A parallel beam of alpha particles with fixed kinetic energy is normally incident on a piece of gold foil.
a) if 100 alpha particles per minute are detected at 20 degrees, how many will be counted at 40, 60, 80 and 100 degrees?
b) If the kinetic energy of the incident alpha partilces is doubled, how many scattered alpha particles will be observed at 20 degrees.
The density of the gold foil is given to be 19.3 g/cm^3

2. Homework Equations / Attempt at solution

N = k/[sin(theta/2)^4] ... My question is in relation to the relevant equations.

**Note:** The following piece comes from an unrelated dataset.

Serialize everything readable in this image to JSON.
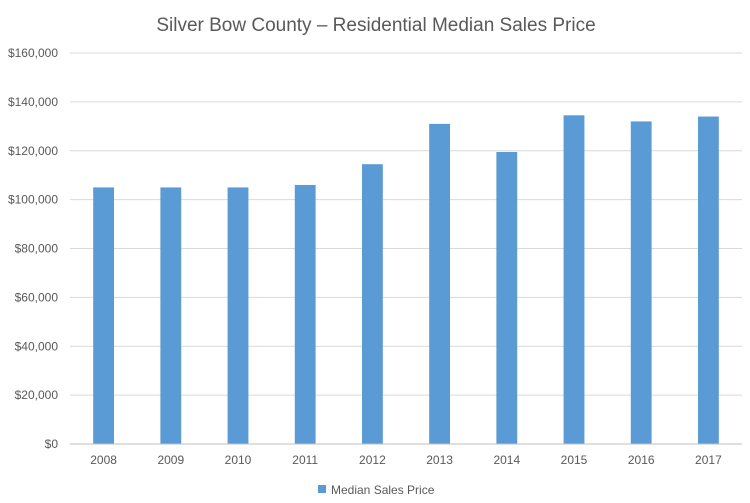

I attempted to use this equation (substituting values given for scattering at 20 degrees to find 'k') for part a), though i am fairly sure there is more to it than this, could someone please point me in the right direction with regard to other equations relevant to this problem? I'm afraid i am lacking a text and have had no luck with google!

a.) 40 - 50
60 - 25
80 - 10
100 - 5

b.) 2x 200 2He4

Thank you for the response .ultimate, i was wondering if you could tell me how you came to get those answers? Perhaps you could tell me what equations were used, or how you came to that conclusion?

Thank you

Tyst said:
Thank you for the response .ultimate, i was wondering if you could tell me how you came to get those answers? Perhaps you could tell me what equations were used, or how you came to that conclusion?

Thank you

I don't think he used 'equations'. He made them up. It sounds like you are doing exactly the right thing for part a). Do b) in more or less the same way - but now you'll need to know the dependence of k on the kinetic energy. Here's a reference:

http://hyperphysics.phy-astr.gsu.edu/hbase/rutsca.html

Thanks Dick